As XGBoost implements such an ensemble approach and an automatic feature selection function, this model shows better performance than other models. The 55% precision is actually not bad in the stock market because we can only train the historical data and implement no cross validation to reduce the model variance. The result matches what the research paper of Xingye Securities shows.

We also implement naive selection + XGBoost on three other main indexes in China A-Share market, namely HS300, ZZ500 and ZZ800. The performances are listed as follows in Table 6.

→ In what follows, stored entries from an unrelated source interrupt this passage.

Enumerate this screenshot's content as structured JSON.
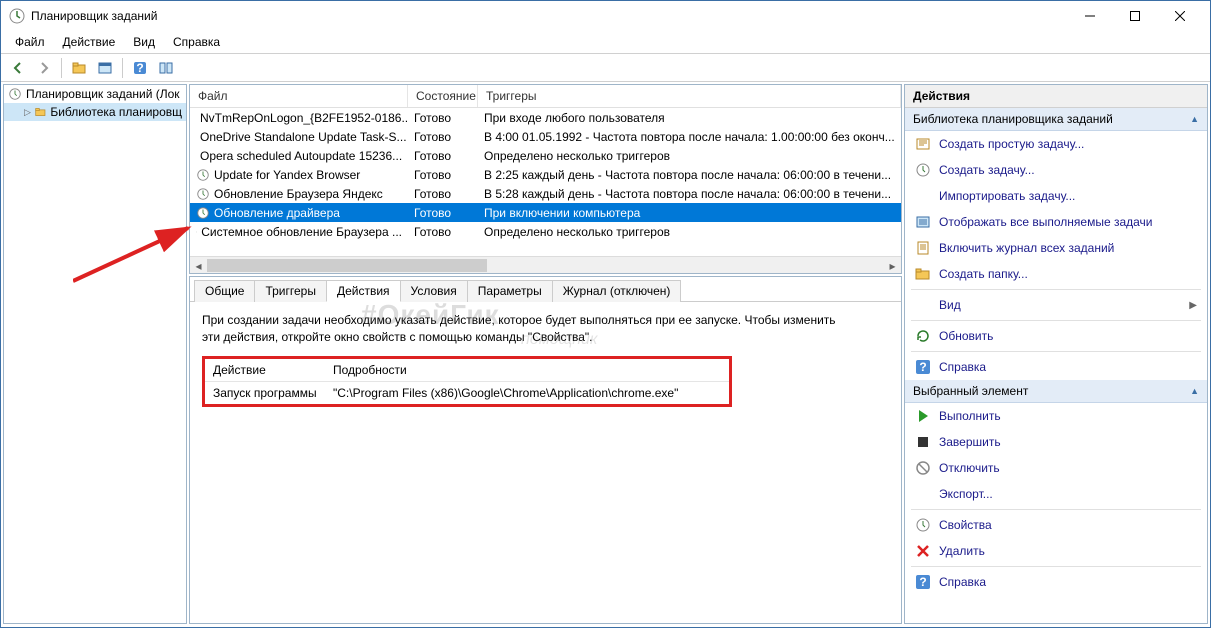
{
  "window": {
    "title": "Планировщик заданий"
  },
  "menu": {
    "file": "Файл",
    "action": "Действие",
    "view": "Вид",
    "help": "Справка"
  },
  "tree": {
    "root": "Планировщик заданий (Лок",
    "child": "Библиотека планировщ"
  },
  "tasklist": {
    "headers": {
      "file": "Файл",
      "state": "Состояние",
      "triggers": "Триггеры"
    },
    "rows": [
      {
        "name": "NvTmRepOnLogon_{B2FE1952-0186...",
        "state": "Готово",
        "trigger": "При входе любого пользователя"
      },
      {
        "name": "OneDrive Standalone Update Task-S...",
        "state": "Готово",
        "trigger": "В 4:00 01.05.1992 - Частота повтора после начала: 1.00:00:00 без оконч..."
      },
      {
        "name": "Opera scheduled Autoupdate 15236...",
        "state": "Готово",
        "trigger": "Определено несколько триггеров"
      },
      {
        "name": "Update for Yandex Browser",
        "state": "Готово",
        "trigger": "В 2:25 каждый день - Частота повтора после начала: 06:00:00 в течени..."
      },
      {
        "name": "Обновление Браузера Яндекс",
        "state": "Готово",
        "trigger": "В 5:28 каждый день - Частота повтора после начала: 06:00:00 в течени..."
      },
      {
        "name": "Обновление драйвера",
        "state": "Готово",
        "trigger": "При включении компьютера",
        "selected": true
      },
      {
        "name": "Системное обновление Браузера ...",
        "state": "Готово",
        "trigger": "Определено несколько триггеров"
      }
    ]
  },
  "tabs": {
    "general": "Общие",
    "triggers": "Триггеры",
    "actions": "Действия",
    "conditions": "Условия",
    "params": "Параметры",
    "journal": "Журнал (отключен)"
  },
  "detail": {
    "hint": "При создании задачи необходимо указать действие, которое будет выполняться при ее запуске.  Чтобы изменить эти действия, откройте окно свойств с помощью команды \"Свойства\".",
    "action_hdr": "Действие",
    "details_hdr": "Подробности",
    "action_val": "Запуск программы",
    "details_val": "\"C:\\Program Files (x86)\\Google\\Chrome\\Application\\chrome.exe\""
  },
  "actionspane": {
    "title": "Действия",
    "section1": "Библиотека планировщика заданий",
    "items1": [
      {
        "icon": "wizard",
        "label": "Создать простую задачу..."
      },
      {
        "icon": "task",
        "label": "Создать задачу..."
      },
      {
        "icon": "none",
        "label": "Импортировать задачу..."
      },
      {
        "icon": "showall",
        "label": "Отображать все выполняемые задачи"
      },
      {
        "icon": "log",
        "label": "Включить журнал всех заданий"
      },
      {
        "icon": "folder",
        "label": "Создать папку..."
      },
      {
        "icon": "none",
        "label": "Вид",
        "expand": true
      },
      {
        "icon": "refresh",
        "label": "Обновить"
      },
      {
        "icon": "help",
        "label": "Справка"
      }
    ],
    "section2": "Выбранный элемент",
    "items2": [
      {
        "icon": "run",
        "label": "Выполнить"
      },
      {
        "icon": "stop",
        "label": "Завершить"
      },
      {
        "icon": "disable",
        "label": "Отключить"
      },
      {
        "icon": "none",
        "label": "Экспорт..."
      },
      {
        "icon": "props",
        "label": "Свойства"
      },
      {
        "icon": "delete",
        "label": "Удалить"
      },
      {
        "icon": "help",
        "label": "Справка"
      }
    ]
  }
}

Table 6. Performances of four indexes (naive selection+XGBoost)

index windA HS300
Sharpe ratio 1.25 0.36
max draw down 42.06% 41.30%
precision 0.56902 0.55178
F1-score 0.58705 0.55641
parameters paraXGBoost = {'model_seed':100, 'n_estimators':100, 'max_depth':3, 'learning_rate':0.1, 'min_child_weight':1} paraXGBoost = {'model_seed':100, 'n_estimators':100, 'max_depth':3, 'learning_rate':0.1, 'min_child_weight':1}
return figure images images
index ZZ500 ZZ800
Sharpe ratio 1.46 0.79
max draw down 41.66% 32.41%
precision 0.55212 0.54750
F1-score 0.58988 0.54074
parameters paraXGBoost = {'model_seed':100, 'n_estimators':100, 'max_depth':3, 'learning_rate':0.1, 'min_child_weight':1} paraXGBoost = {'model_seed':100, 'n_estimators':100, 'max_depth':3, 'learning_rate':0.1, 'min_child_weight':1}
return figure images images

6.2 Further Improvements

  1. Correlation between our features is high, more low-correlation features can be added to improve our model.
  2. Tune the hyperparameters of the model and find better hyperparameters for each model.
  3. Implement CSCV framework to evaluate the probability of overfitting problem.
  4. If this timing strategy framework is flexible enough, we will upload it to the python community to become a package which may benefit for someone.

Reference

Mingming Yu, Min Guan. (2019). Systematic Asset Allocation Series III of Xingye Securities: A Short-Term Market Timing Strategy Based on AdaBoost Machine Learning Algorithms. Xingye Securities.

Xiaoming Lin, Ye Chen. (2019). Artificial Intelligence Series XXII of Huatai Securities: Probability of Backtest Overfitting Based on CSCV Framework. Huatai Securities.

Zura Kakushadze. (2016). 101 formulaic alphas. Social Science Electronic Publishing, 2016(84), 72–81.